Self-care looks different for every mom. What have you been craving? What lights you up? Before you depart, brainstorm a list of your favorite forms of it — boxing, hot yoga, painting, browsing a book store, eating an ice cream cone, taking yourself out to a matinee, getting a facial, etc. — and select a few you could do during your free window of time. (By the way, it is perfectly OK if all you want to do is nap. If that’s the case, find a way to make it happen kid-free. Could your kiddos head to Grandma’s house for the day?) Remember: this is your time. Alone.
My own retreat was actually forced. Days after my outburst, I came down with the same bug my son had. Consequently, I called off sick. I felt miserable, but at least I could stay in bed and do nothing but binge-watch Queer Eye and eat popsicles and soup by myself. I lounged and rested until it was time to pick up my son from daycare.
It. Was. Glorious.
Did this cure my burnout? Not quite. But the mental clarity I gained from taking a full day to myself taught me something important.
Step 4: Reflection and re-entry
That night after I put my son to bed, I realized I couldn’t keep doing it all when my husband was gone. I got sick precisely because of it. I had to figure out a new way to live when he traveled. And I needed to get some help.
After your mini-retreat but before you jump back into everyday chaos, carve out time before bed or early in the morning to reflect. Journal or think through what led you to burnout. What habits do you want to keep and what do you need to let go of? Is there any obligation or limiting belief you can release?
Check-in with your heart again. How are you feeling? Are you refreshed, or are you still anxious? Depressed? If you have any inklings of depression or crippling anxiety, where you fear getting out of bed in the morning, seek professional help from a licensed therapist.
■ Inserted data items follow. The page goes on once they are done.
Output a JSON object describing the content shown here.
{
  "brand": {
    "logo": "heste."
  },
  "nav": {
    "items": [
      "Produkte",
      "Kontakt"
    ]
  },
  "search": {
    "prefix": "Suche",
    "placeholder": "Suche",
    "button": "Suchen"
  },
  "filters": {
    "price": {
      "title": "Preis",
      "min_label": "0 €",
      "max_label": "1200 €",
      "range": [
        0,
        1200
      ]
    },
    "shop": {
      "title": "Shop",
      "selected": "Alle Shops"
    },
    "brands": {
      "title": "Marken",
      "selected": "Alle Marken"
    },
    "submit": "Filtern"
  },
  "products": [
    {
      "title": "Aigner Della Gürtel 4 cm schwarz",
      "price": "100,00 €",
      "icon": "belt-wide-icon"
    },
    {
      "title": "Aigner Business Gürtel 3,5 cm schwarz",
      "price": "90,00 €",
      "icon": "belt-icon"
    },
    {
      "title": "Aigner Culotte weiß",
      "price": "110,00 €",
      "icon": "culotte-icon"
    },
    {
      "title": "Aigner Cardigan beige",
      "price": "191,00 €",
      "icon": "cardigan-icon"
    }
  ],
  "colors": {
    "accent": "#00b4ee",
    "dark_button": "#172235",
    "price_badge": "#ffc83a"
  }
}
There are two factors that contribute to burnout: internal and external pressures. Some external pressures, such as unrealistic societal expectations for moms, are impossible to change single-handedly. Others, such as the division of labor in your household, might be renegotiated through concerted discussion with your partner. Similarly, though we can’t change the way we were raised, we can familiarize ourselves with our own inner critic and see if there are any oppressive personal expectations we have for the way we mother that we can rewrite/unlearn.
For the longest time, I thought being a good mom meant cooking healthy meals for my son every night. Now I know that even if I don’t cook those meals for my family, I am still a good mom. I take the pressure off myself a few nights by buying semi-homemade food like rotisserie chicken and frozen organic vegetables. Microwave a couple of sweet potatoes, and you have a decent meal. This simple shift in thinking — that I can’t and don’t need to cook every night for them — was a game-changer.
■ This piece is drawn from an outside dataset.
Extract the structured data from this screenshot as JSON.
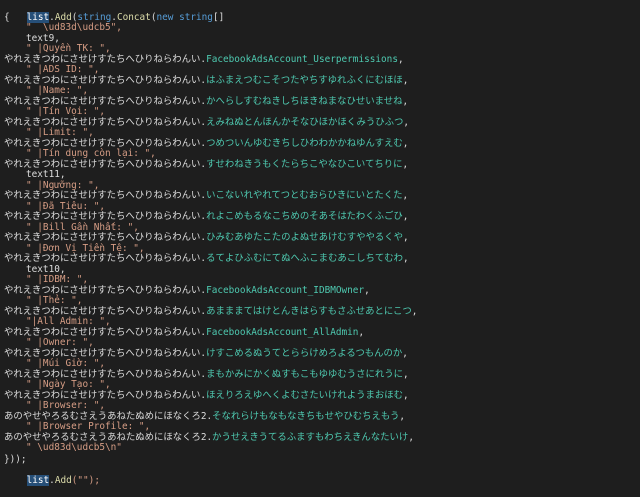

Nevertheless, recovering from burnout is far more complex than accumulating your own “mom hacks.”
“To really recover from burnout, we must change not just our schedules but also our thinking,” writes vulnerability researcher and author Brené Brown. “We must accept that what we produce and contribute is not our value — and get clear on what is. The people who matter most to me don’t love me for what I do or for what I’m doing for them; they love me for who I am,” Brown said.
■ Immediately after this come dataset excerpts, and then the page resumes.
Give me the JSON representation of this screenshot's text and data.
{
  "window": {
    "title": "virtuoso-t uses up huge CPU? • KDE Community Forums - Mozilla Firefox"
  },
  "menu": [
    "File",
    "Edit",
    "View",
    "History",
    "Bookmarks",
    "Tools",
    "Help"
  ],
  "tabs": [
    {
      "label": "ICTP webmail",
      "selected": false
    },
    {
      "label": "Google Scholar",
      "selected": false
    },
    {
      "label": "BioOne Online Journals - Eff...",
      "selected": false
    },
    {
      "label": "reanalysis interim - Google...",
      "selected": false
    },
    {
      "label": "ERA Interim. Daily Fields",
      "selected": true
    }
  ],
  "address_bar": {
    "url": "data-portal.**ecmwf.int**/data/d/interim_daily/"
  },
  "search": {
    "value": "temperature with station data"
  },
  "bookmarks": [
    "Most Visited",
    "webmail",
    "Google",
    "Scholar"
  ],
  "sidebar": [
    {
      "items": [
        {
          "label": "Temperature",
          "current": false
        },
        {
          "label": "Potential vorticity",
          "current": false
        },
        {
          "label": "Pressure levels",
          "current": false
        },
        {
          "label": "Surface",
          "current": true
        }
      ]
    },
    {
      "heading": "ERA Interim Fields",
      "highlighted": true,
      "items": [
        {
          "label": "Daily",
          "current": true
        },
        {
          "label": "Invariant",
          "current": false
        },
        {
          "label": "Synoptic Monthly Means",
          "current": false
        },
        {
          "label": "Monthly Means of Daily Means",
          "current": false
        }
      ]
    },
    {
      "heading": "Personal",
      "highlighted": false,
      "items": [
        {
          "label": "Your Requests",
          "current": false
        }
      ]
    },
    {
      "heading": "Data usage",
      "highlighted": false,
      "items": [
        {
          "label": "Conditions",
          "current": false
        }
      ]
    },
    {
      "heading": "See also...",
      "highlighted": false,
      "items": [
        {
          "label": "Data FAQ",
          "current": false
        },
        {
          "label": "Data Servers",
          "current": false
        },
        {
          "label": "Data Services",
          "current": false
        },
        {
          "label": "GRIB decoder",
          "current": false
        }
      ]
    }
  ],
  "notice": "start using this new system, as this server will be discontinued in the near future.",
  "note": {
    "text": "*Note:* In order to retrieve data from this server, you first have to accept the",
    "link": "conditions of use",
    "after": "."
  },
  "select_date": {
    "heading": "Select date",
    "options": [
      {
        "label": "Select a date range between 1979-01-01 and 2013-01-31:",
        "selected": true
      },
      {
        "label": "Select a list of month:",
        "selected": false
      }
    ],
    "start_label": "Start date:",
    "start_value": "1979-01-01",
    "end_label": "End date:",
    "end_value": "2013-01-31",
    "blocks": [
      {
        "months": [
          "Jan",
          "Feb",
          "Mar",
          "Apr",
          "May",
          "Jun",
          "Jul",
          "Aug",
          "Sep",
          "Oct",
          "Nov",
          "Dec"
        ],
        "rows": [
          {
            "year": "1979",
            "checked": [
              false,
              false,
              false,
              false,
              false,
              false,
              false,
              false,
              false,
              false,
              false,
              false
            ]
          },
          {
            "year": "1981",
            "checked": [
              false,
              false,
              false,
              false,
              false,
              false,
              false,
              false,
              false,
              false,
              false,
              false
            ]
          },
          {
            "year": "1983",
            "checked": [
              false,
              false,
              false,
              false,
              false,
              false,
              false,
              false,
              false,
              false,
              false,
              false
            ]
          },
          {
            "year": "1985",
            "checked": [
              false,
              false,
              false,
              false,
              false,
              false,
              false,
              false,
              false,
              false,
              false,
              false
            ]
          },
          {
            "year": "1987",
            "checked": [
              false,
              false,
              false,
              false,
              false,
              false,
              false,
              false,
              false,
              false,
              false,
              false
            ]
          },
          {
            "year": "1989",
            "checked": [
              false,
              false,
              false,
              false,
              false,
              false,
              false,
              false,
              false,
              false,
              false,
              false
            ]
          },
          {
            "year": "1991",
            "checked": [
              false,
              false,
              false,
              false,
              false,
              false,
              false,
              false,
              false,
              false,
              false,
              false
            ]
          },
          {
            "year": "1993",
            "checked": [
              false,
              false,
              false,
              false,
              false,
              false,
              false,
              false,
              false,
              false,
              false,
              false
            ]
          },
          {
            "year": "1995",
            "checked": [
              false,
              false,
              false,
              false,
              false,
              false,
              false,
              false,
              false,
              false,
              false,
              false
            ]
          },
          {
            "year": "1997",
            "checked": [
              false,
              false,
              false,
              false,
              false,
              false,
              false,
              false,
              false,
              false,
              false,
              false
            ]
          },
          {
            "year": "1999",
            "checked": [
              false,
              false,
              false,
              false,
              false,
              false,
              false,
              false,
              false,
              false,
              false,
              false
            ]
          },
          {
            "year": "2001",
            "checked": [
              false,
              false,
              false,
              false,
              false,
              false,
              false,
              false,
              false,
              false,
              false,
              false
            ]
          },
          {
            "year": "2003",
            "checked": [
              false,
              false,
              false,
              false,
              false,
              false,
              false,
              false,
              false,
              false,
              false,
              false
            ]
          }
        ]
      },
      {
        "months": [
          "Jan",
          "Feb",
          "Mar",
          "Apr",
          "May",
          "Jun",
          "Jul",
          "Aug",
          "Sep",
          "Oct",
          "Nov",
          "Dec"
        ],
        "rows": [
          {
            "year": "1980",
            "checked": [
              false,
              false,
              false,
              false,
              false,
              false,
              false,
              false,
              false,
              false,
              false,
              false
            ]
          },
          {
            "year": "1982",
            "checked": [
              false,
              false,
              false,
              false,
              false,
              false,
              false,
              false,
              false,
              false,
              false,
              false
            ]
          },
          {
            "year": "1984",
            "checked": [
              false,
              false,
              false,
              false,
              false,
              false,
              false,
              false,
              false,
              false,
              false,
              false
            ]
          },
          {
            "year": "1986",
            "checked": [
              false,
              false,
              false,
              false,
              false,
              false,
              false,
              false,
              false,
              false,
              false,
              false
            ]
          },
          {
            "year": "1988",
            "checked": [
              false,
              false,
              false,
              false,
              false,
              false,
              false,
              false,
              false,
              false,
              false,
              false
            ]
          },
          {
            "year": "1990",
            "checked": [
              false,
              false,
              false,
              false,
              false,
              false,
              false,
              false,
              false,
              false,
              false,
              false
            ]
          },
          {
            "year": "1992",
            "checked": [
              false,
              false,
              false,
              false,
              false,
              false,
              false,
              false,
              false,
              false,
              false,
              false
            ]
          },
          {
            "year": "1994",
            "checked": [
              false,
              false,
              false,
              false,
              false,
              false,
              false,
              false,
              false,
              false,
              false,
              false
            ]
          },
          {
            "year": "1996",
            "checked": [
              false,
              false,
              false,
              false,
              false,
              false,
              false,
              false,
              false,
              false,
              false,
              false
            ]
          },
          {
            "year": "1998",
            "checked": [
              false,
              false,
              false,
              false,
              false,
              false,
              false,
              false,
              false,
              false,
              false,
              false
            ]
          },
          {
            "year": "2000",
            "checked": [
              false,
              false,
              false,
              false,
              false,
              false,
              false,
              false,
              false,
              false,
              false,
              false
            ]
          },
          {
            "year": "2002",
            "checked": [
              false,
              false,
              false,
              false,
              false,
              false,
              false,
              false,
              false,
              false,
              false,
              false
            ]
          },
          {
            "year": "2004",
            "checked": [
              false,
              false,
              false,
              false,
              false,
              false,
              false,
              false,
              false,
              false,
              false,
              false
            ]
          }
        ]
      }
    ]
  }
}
This is the lesson I need to be reminded of daily: my worth as a mom is not determined by what I do. And neither is yours.
I don’t have all the answers to curing mom burnout. I do know that prioritizing true self-care and rest can reignite the fire within. Some days, you cannot rest, I know, but I do hope you will find rest in the knowledge that you are loved not for what you do but who you are — somebody’s mama.
Disclaimer: The advice in this article is not meant to substitute that of a doctor. If you are depressed or deeply anxious, please seek professional help.